1. Field of the Invention
The present invention relates to an image processing method and apparatus that compresses image data.
2. Description of the Related Art
Conventionally, various techniques are used as methods for compressing image data, and one of those is a method referred to as “BTC (Block Truncation Coding)”.
In this method, image data (referred to below as simply an “image”) is partitioned into a plurality of blocks, and by reducing the number of colors in the blocks by expressing pixels in each block as an approximate color (a representative color), the amount of data is reduced.
Specifically, for example, this method involves the following. First, an average value of the darkness value of the pixels in the partitioned blocks is obtained, and those pixels are divided into a group of pixels with a darkness value higher than the average value and a group of pixels with a darkness value lower than the average value. Furthermore, an average value of the darkness value is obtained for each group. Then, a color expressed by that average value is set as an approximate color of that group. More specifically, the color of all pixels in that group is set to the same approximate color. Such processing is performed for all blocks included in the image data. As technology related to this BTC, methods such as that in U.S. Pat. No. 6,917,704 disclosed below have been proposed.
According to the method in U.S. Pat. No. 6,917,704, the dispersal of colors (color components) R (red), G (green), and B (blue) in a small region (block) included in image data is calculated, and the color (color component) for which that dispersal is largest is set as a target color. The average value of this target color in the small region is obtained. Then, the pixels in the small region are divided into groups based on that average value. More specifically, those pixels are divided into a group of pixels with a higher darkness value than the average value of that target color, and a group of pixels with a lower darkness value than the average value of that target color. Next, the average value of the darkness value of each color component of the pixels in each group is obtained, and the color expressed by that average value is set as a representative color of each group. Then, a determination is made of whether or not the number of representative colors obtained is equal to or greater than a desired number of colors, and if the number of colors is less than the desired number of colors, further division into groups is performed. If the number of colors is equal to or greater than the desired number of colors, processing is then performed for the next small region.
With BTC, in this manner, the image in a block is converted to an image with small number of colors. The amount of data is reduced by allowing some amount of reduction in image quality due to this conversion.

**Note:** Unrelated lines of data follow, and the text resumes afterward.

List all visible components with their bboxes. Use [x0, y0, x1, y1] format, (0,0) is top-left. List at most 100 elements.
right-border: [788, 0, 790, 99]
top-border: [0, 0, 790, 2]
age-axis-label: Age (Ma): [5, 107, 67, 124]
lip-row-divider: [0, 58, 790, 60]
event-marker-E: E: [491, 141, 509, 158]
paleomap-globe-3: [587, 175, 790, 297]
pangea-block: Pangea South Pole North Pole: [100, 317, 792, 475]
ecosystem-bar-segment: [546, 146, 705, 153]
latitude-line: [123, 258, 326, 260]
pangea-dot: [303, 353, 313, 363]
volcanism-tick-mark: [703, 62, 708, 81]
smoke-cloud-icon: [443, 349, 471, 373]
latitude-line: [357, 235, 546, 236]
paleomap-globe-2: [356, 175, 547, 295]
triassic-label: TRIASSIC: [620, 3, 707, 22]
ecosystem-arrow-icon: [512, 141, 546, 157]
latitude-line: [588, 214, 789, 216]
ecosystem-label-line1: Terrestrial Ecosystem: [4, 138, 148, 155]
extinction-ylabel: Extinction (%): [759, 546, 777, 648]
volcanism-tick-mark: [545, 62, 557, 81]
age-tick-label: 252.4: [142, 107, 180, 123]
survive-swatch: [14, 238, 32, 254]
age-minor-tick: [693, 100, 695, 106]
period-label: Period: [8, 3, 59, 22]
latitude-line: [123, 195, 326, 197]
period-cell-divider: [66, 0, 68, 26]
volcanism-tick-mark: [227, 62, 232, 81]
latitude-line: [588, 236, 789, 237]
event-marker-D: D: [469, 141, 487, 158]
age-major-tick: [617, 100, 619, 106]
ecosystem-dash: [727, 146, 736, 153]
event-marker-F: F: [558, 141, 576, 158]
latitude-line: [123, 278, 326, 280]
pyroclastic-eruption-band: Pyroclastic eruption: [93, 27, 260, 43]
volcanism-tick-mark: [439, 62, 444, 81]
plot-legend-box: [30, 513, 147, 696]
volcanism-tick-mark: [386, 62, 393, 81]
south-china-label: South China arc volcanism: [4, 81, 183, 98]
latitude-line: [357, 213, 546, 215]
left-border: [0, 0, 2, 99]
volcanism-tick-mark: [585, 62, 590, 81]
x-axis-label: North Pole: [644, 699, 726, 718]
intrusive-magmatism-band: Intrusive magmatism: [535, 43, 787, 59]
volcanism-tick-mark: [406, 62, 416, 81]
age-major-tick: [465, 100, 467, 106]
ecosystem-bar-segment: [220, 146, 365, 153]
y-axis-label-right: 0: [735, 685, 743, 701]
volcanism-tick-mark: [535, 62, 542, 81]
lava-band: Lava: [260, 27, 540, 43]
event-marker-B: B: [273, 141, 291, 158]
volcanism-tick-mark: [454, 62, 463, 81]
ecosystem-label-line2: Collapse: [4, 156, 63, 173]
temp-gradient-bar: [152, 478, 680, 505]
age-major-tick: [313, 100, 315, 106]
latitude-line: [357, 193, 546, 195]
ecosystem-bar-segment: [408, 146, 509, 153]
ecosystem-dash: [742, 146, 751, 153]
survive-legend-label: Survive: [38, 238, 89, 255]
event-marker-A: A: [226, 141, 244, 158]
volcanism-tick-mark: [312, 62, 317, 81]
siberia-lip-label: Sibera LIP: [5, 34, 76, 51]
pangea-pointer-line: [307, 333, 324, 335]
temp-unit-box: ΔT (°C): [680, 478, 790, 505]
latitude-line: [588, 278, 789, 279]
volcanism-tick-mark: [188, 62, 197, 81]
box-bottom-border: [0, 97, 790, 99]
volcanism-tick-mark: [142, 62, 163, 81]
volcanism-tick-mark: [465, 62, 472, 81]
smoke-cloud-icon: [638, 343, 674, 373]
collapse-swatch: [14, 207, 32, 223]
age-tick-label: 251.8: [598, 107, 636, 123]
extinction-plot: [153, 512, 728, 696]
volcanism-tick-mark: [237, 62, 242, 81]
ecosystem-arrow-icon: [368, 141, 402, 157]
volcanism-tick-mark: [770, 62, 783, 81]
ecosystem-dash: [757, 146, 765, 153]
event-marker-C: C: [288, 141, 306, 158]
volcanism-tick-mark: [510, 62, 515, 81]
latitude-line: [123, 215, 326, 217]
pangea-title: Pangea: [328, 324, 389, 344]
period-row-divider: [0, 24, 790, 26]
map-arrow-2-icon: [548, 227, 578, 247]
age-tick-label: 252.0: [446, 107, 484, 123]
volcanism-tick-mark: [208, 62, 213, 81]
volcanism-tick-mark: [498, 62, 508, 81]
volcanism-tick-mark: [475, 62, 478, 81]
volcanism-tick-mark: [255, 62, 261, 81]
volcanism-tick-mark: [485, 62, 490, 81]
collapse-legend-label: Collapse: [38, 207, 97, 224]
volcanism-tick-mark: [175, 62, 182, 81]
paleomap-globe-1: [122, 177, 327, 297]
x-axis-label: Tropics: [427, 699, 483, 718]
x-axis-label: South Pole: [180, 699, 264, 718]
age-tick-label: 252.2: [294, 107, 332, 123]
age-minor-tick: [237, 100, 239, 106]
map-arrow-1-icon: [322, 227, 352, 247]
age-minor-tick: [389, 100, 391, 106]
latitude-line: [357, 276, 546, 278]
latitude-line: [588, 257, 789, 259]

Here, a case is considered in which an image conversion is performed using BTC, for a block BK shown in FIG. 16A. Note that, in the original image of an image shown in FIG. 16A, a hatched portion is expressed in blue and a background portion around the hatched portion is expressed in gradations of red. Shown in the block BK is an image expressed by pixels in the block BK, the image including a line drawing portion JS that shows a line drawing and a background portion that is a background of the line drawing portion JS. As shown in FIG. 16A, the color of the background portion gradually grows darker toward the lower right of the block BK.
When considering conversion of the image in this sort of block BK to an image expressed with two approximate colors in BTC processing, it is desirable to be able to convert to an image like that shown in FIG. 16B, in which it is possible to distinguish between the line drawing portion JS and the background portion. Because an approximate color is substituted for the color of each pixel, a reduction in image quality in the block BK is unavoidable, but because the block BK itself is sufficiently small, even if the image quality of each block BK is reduced somewhat, a reduction in the image quality of the image as a whole is essentially not observed.
However, when this sort of method of U.S. Pat. No. 6,917,704 is applied to the block BK, there may be cases where it is not possible to convert to an image like that in FIG. 16B, in which the line drawing portion JS and the background portion are appropriately separated. For example, there may be cases where the darkness values of respective pixels in the block BK are related in the manner shown in FIG. 17. Note that in FIG. 17, a L*a*b* (Lab) color space is used, not an RGB color space.
FIG. 17 shows the distribution of pixels in the block BK for color components “L” and “b”. In FIG. 17, line JL indicates the average value of the darkness value of “L” of pixels in the block BK.
In the example in FIG. 17, it is understood that with respect to the “L” color component, the pixels of the background portion are distributed crossing the average value.
In this case, when the “L” color component is selected as the target color, a portion of the pixels of the background portion is classified in the same group as the pixels of the line drawing portion JS, and that portion is converted to the same approximate color as the line drawing portion JS. Thus, the image after conversion becomes as shown in FIG. 18.
As is understood from FIG. 18, in a portion of the background portion that has been converted to the same approximate color as the line drawing portion JS, the color becomes dark and so that portion stands out from the other pixels of the background portion. When viewing the image as a whole, that portion may appear as noise in the form of a black point. When there are many such portions, the image quality of the image as a whole is greatly reduced.